The class was bizarrely quiet as we embarked on our journey to the last stop. James didn't look quite pleased with Red embracing me naked like that so he had no choice but to throw him his varsity jacket despite how much he disliked him. Red was neither thrilled of the idea of him borrowing James' jacket but he couldn't be walking around topless like that, so he obliged.

Me, I had no choice either but to stick next to Red as I very consciously maneuvered myself away from everyone's interrogation. I could see the burning desire from Mar and Cliffy's eyes. I could hear it every time Betty, Hugo and Noriella opened their mouths. I could read it drawn all over the PAC girls' faces. I couldn't take it.

"Uhm..." I spoke lowly to break the silence. "I wasn't really all giddy earlier... I, uh... I was just nervous and grate---"

"Don't imagine anything," Red's face was unreadable. He was acting nonchalant. "I only did that to make the basketball player jealous. As we planned."

"Oh," I gasped for air. "That-that's all?"

"Did you want it to mean anything else?" he neared his face to mine. "What? You like me now?"

My heart felt like breaking out of my chest whenever he was too close like that. I couldn't contain it. I felt like his gaze was burning me alive. Was it hot flashes? Were my hormones imbalanced?

"N-nevermind," I dismissed and rested my head on his shoulders, pretending to be asleep.

We arrived in Fantasy Kingdom long before I could actually fall asleep in his shoulders. I wanted to rest but my heart beat roared loud enough to prevent me from ever getting settled in peace.

From now on, nobody is allowed to bully Jopet. Only me.

From now on, nobody is allowed to bully Jopet. Only me.

From now on, nobody is allowed to bully Jopet. Only me.

Why did hearing him say that feel so good? I must have gotten insane.

I ended up tagging along wherever Red went to avoid answering to questions. Roma decided to come with us but I still wasn't really ready to face her and James. Soon enough, Lorraine's group joined us and we ended up riding the water rapids and the log jam. It was all fun until each time I accidentally locked paths of sight with James.

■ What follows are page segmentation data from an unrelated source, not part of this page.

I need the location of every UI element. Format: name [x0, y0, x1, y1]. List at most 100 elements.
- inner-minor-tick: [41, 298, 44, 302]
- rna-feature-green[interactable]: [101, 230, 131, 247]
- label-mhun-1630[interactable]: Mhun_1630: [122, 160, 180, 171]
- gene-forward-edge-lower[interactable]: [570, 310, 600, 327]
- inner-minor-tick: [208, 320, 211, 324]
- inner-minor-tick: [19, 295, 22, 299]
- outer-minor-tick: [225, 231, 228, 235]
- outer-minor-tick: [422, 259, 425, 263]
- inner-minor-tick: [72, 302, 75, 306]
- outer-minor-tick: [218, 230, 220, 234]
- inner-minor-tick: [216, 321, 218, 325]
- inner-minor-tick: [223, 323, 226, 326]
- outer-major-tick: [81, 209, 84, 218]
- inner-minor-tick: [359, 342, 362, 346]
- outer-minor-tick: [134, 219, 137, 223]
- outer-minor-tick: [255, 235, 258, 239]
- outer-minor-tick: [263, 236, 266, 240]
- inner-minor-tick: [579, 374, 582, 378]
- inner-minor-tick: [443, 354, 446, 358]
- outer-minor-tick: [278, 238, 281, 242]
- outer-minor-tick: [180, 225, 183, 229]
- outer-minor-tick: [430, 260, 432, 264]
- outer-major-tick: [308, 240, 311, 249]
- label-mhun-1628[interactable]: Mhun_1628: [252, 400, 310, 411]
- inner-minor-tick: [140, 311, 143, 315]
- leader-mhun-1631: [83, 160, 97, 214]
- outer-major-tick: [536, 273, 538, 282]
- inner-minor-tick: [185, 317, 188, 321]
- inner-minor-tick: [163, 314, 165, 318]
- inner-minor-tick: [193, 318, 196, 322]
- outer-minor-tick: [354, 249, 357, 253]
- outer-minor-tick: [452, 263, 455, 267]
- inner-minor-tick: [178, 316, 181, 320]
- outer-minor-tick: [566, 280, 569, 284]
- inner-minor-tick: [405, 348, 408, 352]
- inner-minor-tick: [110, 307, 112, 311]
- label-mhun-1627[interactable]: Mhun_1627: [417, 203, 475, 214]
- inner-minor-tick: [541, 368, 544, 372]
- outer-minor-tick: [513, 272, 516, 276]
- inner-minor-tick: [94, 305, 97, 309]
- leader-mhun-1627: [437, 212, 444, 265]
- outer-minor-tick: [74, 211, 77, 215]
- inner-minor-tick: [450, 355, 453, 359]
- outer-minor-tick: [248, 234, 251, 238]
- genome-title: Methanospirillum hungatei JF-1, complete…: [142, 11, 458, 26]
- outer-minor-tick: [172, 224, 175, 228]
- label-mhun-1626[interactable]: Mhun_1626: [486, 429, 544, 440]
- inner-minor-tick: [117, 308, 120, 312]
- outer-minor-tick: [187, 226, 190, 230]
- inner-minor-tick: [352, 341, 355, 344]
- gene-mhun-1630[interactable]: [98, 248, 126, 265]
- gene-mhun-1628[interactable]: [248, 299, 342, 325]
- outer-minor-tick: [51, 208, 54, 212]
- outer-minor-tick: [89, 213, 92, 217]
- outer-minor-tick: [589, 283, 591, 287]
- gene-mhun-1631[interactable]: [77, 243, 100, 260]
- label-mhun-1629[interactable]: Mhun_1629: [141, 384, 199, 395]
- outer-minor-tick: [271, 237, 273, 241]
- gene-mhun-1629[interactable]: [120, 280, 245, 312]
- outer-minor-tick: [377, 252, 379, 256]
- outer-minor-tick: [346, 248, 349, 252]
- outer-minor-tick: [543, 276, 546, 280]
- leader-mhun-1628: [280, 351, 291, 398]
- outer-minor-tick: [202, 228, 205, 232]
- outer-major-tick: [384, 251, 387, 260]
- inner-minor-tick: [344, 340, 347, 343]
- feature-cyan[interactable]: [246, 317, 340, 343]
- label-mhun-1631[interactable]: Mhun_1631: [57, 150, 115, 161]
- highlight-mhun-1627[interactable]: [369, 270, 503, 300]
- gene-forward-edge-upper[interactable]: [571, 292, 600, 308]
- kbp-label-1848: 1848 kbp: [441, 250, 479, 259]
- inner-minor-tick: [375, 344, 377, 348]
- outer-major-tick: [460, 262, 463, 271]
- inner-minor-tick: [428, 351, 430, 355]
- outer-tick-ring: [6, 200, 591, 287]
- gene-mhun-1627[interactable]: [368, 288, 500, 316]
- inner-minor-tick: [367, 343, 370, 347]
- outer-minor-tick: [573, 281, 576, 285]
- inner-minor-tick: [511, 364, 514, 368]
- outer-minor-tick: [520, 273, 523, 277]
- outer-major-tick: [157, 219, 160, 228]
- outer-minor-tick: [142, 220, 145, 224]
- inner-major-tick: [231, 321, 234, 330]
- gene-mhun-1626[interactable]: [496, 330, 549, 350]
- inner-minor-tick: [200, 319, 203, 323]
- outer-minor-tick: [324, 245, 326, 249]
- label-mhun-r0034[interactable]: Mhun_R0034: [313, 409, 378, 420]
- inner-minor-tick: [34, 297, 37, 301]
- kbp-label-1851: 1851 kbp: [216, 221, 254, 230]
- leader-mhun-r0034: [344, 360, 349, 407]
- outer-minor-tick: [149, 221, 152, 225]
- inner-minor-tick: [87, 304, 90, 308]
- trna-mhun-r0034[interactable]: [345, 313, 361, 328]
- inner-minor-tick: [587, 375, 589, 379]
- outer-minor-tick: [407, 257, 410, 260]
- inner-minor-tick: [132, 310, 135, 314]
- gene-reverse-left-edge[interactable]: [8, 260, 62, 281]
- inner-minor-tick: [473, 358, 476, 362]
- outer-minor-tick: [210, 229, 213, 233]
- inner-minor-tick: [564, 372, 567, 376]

I knew that I was still heartbroken, but I couldn't feel anything related to pain as my heart was still in shock following Red's gestures earlier.

At one point, James stopped in front of me and covered one wound on my arm with a plaster strip. It was awkward as he didn't really speak to me. I felt really uneasy ignoring him.

James turned around with an empty expression on his face. I knew that face. He wore that every time we fought---though those seldom happened. I wanted to go and run after him. But how could I mend my broken heart if I continued chasing him? I clinched my fists behind me as I struggled to control myself.

"Is that you caving?" Red suddenly appeared beside me. "You didn't last for even a day."

"He," I bit my lip. "He looked really sullen."

"So what if he looked sullen?" Red blocked my view of James, hands across his chest. "He couldn't even do anything to protect you earlier. He just stood there and did nothing---"

"He always stood there by my side," I sighed. "I first saw him riding with his dad when they almost ran me over when we I was eleven. He was really shocked. I watched him worry for me as I lied on the street bleeding. 'You'll be okay. You'll be okay,' he kept assuring me. I woke up on a hospital bed and he was there. He looked after me. He stayed by my side. He didn't flinch at the sight of me. He carried no judgment. He accepted and cared for me, the ugly duckling. He was such an emotionally-stable thirteen year-old boy. And he grew up to be such a perfectly calm guy---"

"Enough. Enough," Red covered his ears. "You kept rambling on about him when he couldn't even tell you that he likes someone else---"

"Hey, I told you not to badmouth him!" my voice raised.

"I'm not badmouthing him," Red fumed. "What about me then? When will you worry about me? Do you have any idea how much I'm bloody cold now?"

"Cold?"

"Cold!" he repeated confidently.

"But you're wearing a James' jacket?"

"Uh," Red's brows gathered. "I mean, I'm hot. This jacket feels so hot!"

"Would you want me to give you back your shirt?" I offered. "I could use his jacket, instead."

"No... I'm okay," he dismissed my offer, as he started smiling. "But admit it, Hicks. I'm so much hotter than your crush."